Whatever the outcome of the present trip, it would be interesting to look over the ranch his enterprise had helped build. For Cambria was financed before Armitage had clinched the 1979 championship at Forest Hills. Each endorsement, every consultancy fee, was won in the teeth of competition from Sports Headliners, International Management, and the others big enough to have a second line of clients. Dryden Merchandising had done well for Dick Armitage. From descriptions, the ranch relegated to the status of an ancient monument the wooden clubhouse reeking of rubber shoes and egg-and-cress sandwiches where Dryden had once enrolled for Saturday afternoon one-setters in England. The brochure Armitage had sent him when Cambria opened spoke of luxury casas, with four bedrooms, casitas, with two massage rooms, saunas, a gourmet restaurant, swimming pool, and, almost superfluously, ten grass courts and five hard.
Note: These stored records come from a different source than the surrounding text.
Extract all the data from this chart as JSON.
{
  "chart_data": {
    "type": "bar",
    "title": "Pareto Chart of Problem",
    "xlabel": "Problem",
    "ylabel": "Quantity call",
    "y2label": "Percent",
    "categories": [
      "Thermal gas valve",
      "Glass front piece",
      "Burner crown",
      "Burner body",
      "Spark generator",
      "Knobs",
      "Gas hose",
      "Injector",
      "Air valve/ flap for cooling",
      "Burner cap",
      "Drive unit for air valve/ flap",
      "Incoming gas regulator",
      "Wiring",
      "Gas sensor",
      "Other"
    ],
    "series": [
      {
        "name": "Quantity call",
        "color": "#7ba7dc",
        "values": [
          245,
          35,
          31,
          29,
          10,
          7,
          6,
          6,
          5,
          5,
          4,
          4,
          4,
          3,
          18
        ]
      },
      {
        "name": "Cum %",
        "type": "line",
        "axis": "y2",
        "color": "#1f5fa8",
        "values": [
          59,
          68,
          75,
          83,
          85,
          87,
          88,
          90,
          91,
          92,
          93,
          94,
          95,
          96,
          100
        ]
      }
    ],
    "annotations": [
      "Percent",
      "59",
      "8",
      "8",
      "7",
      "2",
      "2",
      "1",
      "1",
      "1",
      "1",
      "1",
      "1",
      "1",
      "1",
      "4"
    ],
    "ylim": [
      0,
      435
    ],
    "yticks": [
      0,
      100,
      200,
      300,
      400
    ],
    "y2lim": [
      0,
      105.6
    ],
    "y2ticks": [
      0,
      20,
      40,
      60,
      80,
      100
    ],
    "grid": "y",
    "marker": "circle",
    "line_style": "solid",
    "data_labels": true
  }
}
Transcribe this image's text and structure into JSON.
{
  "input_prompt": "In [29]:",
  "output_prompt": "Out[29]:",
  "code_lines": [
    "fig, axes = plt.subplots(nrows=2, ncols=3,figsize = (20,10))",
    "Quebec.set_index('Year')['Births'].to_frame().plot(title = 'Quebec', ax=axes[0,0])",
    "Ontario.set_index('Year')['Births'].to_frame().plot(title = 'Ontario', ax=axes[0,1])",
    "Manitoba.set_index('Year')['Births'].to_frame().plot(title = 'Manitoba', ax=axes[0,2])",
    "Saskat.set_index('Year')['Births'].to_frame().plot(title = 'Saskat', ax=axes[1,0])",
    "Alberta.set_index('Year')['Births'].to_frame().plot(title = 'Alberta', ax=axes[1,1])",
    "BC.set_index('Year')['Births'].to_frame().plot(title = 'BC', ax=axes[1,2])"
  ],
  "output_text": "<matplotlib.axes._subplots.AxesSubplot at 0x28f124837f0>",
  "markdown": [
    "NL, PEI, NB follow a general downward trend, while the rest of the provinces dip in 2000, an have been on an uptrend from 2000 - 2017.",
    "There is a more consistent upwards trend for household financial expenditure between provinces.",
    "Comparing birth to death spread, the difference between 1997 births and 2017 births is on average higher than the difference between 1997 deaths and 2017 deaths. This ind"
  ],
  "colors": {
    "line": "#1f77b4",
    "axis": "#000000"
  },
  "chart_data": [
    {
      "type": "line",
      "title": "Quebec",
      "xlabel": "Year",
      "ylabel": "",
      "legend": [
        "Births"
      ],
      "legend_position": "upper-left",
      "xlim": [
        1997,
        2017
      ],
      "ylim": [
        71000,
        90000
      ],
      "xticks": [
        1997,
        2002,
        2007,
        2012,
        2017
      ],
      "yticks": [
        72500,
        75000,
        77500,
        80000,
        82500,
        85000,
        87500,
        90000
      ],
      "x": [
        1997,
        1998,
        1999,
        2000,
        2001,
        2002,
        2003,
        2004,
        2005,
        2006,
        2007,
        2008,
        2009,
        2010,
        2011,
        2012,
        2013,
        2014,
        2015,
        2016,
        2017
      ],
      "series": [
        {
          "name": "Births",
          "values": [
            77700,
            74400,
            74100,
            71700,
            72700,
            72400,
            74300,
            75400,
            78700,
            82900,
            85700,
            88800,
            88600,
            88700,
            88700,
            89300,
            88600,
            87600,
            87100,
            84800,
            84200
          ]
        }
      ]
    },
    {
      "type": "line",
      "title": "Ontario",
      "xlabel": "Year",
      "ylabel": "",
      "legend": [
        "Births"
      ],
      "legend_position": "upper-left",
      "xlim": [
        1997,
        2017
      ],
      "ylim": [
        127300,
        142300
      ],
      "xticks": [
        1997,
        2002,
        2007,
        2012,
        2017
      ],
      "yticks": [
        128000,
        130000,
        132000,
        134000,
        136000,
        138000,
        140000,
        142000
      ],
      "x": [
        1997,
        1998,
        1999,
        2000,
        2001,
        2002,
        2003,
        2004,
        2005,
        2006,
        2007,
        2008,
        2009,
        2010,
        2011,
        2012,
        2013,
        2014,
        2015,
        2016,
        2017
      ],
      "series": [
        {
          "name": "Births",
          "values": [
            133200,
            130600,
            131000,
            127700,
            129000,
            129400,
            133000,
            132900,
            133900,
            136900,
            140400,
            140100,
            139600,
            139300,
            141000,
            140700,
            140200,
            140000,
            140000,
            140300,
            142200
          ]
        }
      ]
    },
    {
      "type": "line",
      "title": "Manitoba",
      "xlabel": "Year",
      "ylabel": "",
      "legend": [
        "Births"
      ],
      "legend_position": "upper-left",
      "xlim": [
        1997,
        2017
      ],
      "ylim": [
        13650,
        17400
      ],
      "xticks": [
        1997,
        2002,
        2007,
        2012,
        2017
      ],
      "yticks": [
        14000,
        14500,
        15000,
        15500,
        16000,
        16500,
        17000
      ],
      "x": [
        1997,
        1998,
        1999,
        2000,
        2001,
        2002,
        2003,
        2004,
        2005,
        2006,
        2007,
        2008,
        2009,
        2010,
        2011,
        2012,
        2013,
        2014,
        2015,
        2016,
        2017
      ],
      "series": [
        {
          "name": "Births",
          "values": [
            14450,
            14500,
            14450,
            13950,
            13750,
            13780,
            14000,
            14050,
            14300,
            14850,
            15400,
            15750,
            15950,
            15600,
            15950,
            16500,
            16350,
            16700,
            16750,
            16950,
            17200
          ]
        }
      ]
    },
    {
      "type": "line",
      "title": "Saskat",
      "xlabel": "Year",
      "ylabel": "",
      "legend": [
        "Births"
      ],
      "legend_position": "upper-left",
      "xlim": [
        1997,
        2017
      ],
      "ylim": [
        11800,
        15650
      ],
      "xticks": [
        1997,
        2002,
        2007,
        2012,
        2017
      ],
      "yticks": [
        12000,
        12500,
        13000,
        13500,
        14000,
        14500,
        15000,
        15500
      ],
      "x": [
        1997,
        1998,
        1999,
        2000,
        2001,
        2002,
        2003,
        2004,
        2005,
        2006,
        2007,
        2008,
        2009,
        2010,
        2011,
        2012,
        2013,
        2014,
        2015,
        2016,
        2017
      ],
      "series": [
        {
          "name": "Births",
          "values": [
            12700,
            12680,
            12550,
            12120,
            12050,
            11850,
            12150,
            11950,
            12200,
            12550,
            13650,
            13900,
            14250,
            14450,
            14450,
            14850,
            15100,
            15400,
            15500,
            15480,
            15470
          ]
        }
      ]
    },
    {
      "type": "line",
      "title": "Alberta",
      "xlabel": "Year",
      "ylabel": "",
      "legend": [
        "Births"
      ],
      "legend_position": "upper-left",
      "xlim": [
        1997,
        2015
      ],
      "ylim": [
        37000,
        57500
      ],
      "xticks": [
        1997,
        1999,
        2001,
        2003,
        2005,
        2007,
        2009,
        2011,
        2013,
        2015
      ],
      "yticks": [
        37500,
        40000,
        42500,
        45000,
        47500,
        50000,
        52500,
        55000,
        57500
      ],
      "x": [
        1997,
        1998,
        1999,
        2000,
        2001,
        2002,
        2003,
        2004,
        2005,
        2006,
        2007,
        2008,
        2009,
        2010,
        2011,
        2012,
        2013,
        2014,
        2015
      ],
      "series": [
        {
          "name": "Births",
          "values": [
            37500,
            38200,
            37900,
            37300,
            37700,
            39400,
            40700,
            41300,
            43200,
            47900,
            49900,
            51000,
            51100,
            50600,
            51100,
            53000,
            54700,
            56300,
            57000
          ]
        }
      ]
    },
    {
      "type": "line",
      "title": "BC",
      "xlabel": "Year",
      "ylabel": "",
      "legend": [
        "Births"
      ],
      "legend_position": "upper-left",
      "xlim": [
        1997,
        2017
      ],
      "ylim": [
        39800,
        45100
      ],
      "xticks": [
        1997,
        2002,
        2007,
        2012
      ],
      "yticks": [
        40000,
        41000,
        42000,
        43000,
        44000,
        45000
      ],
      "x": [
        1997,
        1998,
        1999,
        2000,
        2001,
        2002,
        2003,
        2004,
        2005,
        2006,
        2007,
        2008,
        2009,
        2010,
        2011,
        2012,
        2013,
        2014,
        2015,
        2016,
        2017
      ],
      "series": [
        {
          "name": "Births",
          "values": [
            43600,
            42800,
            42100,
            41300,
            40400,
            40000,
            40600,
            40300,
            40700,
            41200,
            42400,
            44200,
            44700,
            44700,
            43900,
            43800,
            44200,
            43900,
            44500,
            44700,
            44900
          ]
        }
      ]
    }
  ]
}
It sounded like an ideal place to take a girl. The conspicuous gap in Dryden’s itinerary was the one beside him in the passenger seat. Thirty-two, with features that projected virility even from the pages of Business Week, with reddish-brown hair and a mustache more brown than red, he generally had no trouble arranging company for weekends. Apart from his southern English diphthongs, which he had tried to moderate until he found they worked better than alcohol in advancing a relationship, his principal asset was the deceiving blueness of his eyes, so pale that they seemed incapable of distinguishing anything so sordid as the main chance. He dressed to fortify the illusion, in discreetly patterned shirts and gray lightweight suits.

But this time there was the empty seat. After receiving the invitation, he had looked at his schedule for the rest of the week and rapidly telescoped three days into one and a half, but left no time for making social arrangements. He was happy to leave his personal secretary to make the adjustments on his calendar, arrange a service for his car, order a pair of new shirts — but not a female companion. Not even in California. He flicked a wistful eye over the talent making for the beach at Malibu.

No chance. He wasn’t going to hazard his reputation by arriving with a pickup. He silenced the CBS news and lit a Winston. Christ, if he couldn’t survive one weekend without a woman...

His former headmaster in England, a man more gifted in sarcasm than educating boys, had neatly encapsulated his school career in the words ‘Dryden Found Wanting’ on his final report card. Within two years of that, he had a diploma in marketing, a controlling interest in three pop groups, and any girl he liked in Oxford. At twenty, he was negotiating film contracts from an office in Jermyn Street. Before the merchandising boom happened, he opened his agency, and cornered the London market. As the pace quickened in the seventies, he got a foothold in New York, and then shrewdly moved the center of his business to Los Angeles, where the biggest American agencies only had subsidiaries. By 1977, the Dryden machine was humming in Paris, Rome and Tokyo. As backups, he had eleven companies dedicated to managing, promoting and insuring the sixty-three celebrities in his clientele. They included superstars of TV, cinema, fashion and music as well as sports. Now, in 1980, he had a pre-tax turnover exceeding $200,000,000.